Janeiro de 1979 - Almoço oferecido pela "Folha de S. Paulo" aos colaboradores de sua secção "Tendências e Debates". Vê-se o prof. Plinio Corrêa de Oliveira à esquerda do diretor do jornal, Octávio Frias

Folha de S. Paulo, 3 de janeiro de 1971

"Taquinerie"

O tema se impõe. Não há como fugir dele. É preciso dizer alguma coisa — qualquer coisa — sobre a passagem do ano. E como o assunto é dos mais batidos, resolvi tratá-lo apenas de raspão.

Realmente, meu tema essencial bem pode ser o leitor que correr os olhos por estas linhas. Deixarei em plano secundário a passagem do ano.

O processo é excelente, se não para escrever um bom artigo, pelo menos para atrair sua atenção, meu caro leitor.

Explico-me. Certo escritor francês costumava afirmar que encontrara o meio de graduar a duração das visitas que lhe faziam. "Se quero reter o visitante, dizia, eu lhe falo sobre ele; se o quero fazer sair, falo-lhe sobre mim".

Aplicado o processo à imprensa, espero que escrevendo sobre o próprio leitor, eu o atraia. Tanto mais quanto este é um tema-surpresa. Imaginava o leitor ontem ao deitar-se, que pela manhã leria um artigo sobre ele mesmo na "Folha"?

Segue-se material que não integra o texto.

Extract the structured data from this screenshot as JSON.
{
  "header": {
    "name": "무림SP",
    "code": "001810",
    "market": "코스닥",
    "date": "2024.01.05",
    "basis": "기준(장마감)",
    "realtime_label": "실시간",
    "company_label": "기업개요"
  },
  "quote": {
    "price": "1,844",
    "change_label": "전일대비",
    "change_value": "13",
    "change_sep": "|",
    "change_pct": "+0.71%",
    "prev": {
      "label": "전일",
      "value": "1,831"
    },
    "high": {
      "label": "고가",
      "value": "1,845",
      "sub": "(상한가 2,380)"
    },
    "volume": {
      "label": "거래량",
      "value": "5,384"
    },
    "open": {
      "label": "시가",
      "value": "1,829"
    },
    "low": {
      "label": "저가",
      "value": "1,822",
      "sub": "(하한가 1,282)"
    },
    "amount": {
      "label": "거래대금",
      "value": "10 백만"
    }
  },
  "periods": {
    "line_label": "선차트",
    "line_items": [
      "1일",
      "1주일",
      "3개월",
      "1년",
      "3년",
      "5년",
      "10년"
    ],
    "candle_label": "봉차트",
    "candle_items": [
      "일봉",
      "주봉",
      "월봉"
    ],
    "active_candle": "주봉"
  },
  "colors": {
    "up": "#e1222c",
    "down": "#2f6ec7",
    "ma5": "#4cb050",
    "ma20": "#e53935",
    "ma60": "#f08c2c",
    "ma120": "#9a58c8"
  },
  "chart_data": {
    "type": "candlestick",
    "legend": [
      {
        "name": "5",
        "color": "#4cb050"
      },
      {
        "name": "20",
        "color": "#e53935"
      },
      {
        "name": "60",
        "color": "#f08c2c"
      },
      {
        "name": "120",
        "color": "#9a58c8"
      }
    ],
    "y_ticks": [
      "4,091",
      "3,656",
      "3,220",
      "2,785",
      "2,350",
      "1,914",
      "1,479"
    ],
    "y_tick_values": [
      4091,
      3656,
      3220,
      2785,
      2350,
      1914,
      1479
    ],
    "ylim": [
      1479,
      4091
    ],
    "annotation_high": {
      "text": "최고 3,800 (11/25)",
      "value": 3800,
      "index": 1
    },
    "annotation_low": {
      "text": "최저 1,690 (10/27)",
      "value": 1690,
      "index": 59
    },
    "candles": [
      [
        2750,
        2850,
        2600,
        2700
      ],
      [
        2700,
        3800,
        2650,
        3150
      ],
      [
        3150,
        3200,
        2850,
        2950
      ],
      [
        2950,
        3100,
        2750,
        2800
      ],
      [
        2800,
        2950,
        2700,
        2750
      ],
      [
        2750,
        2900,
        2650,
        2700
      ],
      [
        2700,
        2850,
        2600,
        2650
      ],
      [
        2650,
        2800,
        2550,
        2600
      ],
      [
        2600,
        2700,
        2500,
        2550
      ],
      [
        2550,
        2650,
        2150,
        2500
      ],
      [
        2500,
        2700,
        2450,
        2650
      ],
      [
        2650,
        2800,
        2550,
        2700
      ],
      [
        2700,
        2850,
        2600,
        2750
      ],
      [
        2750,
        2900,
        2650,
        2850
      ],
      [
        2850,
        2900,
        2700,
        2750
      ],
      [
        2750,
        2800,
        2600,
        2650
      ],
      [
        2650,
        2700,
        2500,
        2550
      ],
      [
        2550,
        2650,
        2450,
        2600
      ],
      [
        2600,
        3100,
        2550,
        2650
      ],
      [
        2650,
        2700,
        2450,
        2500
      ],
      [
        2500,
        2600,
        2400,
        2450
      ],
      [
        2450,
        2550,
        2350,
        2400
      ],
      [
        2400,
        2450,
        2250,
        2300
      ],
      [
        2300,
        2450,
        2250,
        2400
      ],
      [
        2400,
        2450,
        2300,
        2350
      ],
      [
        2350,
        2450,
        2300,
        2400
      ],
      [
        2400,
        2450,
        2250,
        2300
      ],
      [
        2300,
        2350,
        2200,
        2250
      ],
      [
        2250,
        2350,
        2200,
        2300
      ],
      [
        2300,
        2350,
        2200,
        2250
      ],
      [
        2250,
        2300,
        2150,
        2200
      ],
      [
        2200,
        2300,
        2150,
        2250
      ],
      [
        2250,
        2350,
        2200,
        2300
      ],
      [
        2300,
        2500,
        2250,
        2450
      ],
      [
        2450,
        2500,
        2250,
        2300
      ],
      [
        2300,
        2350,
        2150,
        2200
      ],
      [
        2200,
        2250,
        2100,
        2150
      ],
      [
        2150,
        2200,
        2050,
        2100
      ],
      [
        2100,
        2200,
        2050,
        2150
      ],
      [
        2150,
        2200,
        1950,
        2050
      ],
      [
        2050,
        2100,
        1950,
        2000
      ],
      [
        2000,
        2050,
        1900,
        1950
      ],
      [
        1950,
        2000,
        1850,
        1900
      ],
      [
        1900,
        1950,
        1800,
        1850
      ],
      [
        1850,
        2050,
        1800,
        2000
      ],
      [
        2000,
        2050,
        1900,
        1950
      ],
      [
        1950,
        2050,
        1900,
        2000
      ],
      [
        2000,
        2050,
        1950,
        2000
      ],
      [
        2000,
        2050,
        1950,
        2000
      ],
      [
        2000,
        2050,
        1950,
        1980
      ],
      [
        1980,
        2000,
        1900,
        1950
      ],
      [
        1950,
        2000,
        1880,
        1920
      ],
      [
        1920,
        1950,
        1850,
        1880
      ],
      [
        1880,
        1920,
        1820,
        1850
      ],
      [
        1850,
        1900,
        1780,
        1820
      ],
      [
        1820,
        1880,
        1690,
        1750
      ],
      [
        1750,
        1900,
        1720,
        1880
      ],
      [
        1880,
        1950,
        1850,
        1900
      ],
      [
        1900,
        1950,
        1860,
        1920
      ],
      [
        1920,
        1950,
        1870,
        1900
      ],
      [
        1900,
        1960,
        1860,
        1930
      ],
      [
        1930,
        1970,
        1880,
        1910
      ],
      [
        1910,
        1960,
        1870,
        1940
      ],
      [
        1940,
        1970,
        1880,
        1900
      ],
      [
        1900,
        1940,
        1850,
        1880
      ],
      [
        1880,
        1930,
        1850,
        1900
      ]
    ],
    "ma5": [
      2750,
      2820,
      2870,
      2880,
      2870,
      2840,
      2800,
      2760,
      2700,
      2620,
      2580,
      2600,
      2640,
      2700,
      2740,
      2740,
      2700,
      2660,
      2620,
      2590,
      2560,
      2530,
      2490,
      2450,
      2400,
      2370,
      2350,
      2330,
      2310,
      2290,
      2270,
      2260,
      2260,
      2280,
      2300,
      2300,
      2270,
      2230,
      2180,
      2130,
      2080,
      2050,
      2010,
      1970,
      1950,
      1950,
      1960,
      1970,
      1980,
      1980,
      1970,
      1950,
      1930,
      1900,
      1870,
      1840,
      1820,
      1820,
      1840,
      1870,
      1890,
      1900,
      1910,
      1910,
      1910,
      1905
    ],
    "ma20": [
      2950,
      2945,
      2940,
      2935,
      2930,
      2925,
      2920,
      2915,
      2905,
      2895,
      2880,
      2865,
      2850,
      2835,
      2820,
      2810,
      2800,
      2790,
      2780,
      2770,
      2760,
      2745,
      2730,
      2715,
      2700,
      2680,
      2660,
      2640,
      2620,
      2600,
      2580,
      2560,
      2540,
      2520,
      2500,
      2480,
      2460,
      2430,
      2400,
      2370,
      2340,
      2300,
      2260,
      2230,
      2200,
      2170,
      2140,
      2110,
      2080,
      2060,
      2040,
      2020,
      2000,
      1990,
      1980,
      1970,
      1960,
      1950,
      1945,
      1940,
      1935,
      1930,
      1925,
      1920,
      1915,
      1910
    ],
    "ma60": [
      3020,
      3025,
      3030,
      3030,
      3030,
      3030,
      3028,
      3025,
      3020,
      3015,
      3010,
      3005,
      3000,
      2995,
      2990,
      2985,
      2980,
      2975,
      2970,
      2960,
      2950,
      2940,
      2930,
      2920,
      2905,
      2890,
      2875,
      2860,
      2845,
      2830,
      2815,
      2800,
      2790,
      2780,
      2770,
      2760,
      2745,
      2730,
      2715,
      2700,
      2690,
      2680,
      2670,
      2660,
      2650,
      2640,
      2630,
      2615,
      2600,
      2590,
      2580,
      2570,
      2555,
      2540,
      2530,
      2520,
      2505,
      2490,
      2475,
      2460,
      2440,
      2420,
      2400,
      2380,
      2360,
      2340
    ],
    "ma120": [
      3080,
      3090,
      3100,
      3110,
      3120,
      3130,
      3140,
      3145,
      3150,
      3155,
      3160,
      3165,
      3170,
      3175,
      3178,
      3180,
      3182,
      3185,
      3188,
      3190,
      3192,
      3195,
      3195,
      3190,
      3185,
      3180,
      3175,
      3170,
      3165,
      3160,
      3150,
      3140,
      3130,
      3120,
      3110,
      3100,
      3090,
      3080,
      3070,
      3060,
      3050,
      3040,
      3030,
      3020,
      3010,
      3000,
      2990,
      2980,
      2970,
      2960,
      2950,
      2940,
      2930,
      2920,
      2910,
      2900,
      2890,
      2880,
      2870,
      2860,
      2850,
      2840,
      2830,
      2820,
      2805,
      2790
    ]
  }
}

Para escrever sobre o leitor sem fugir do tema obrigatório — a passagem do ano — enuncio da seguinte maneira o meu assunto: "o leitor e a passagem do ano". É uma solução simples e cômoda. Sobretudo para o leitor. Porque ler é bem mais simples e cômodo do que escrever. Isto por mil razões. A mais palpável delas talvez seja a de que o leitor pode parar o artigo pelo meio, e jogar de lado o jornal. Enquanto o articulista, custe o que custar, tem de levar seu artigo até o fim. Senão o jornal não o publica. Pelo menos este é o costume.

Mas eis que estou tomando o caminho errado: começo a falar de mim. Rapidamente entro no rumo certo.

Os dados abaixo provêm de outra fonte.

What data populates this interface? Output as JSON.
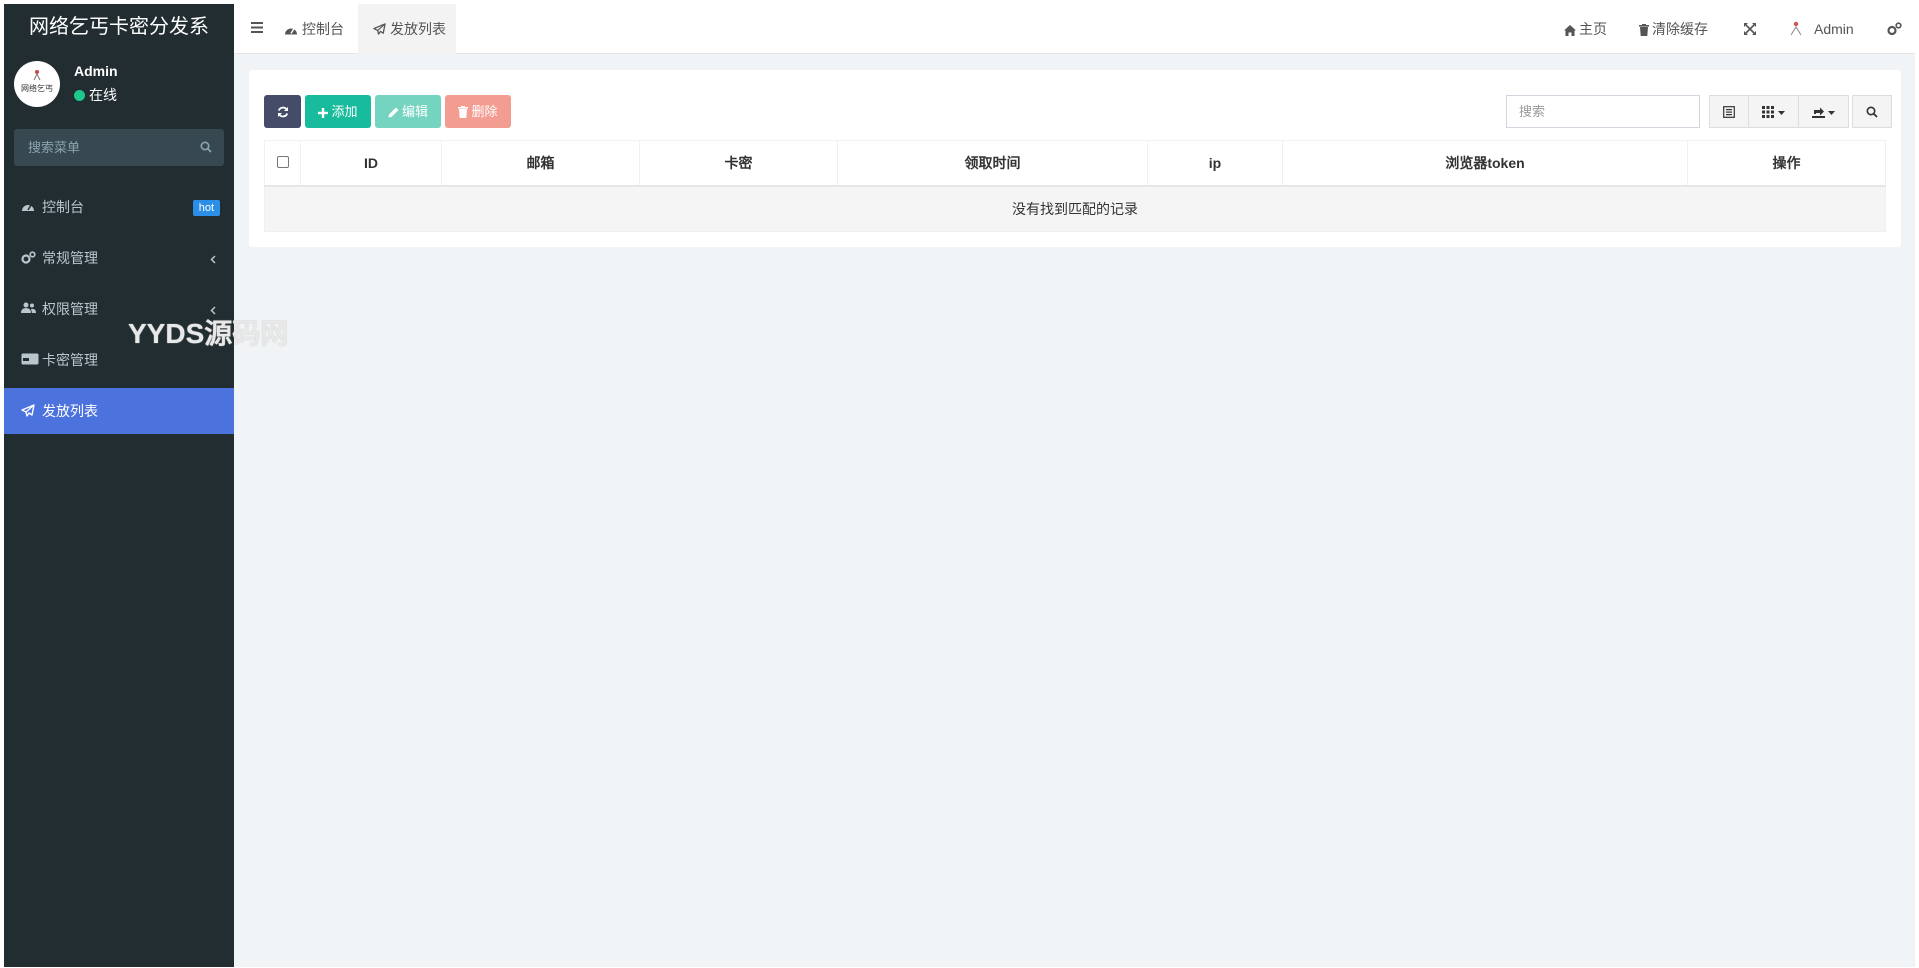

Leitor, leitora, falemos não de mim, mas do senhor, da senhora. Este, sim, é o assunto essencial. O assunto palpitante que ao senhor ou à senhora tão facilmente prende a atenção.

Essa "entrée en matière" não lhe causou certa estranheza? Examine-se. Creio que até várias.

Se o senhor ou a senhora não as explicitou, ofereço-lhe meu auxílio na faina.

Em primeiro lugar, essa generalização. É bem verdade, dirá quem me ler, que a grande maioria dos homens gosta mais de se pôr no centro da conversa, do que de ali deixar os outros. Mas a generalização que acabo de fazer não será excessiva? Não haverá exceções?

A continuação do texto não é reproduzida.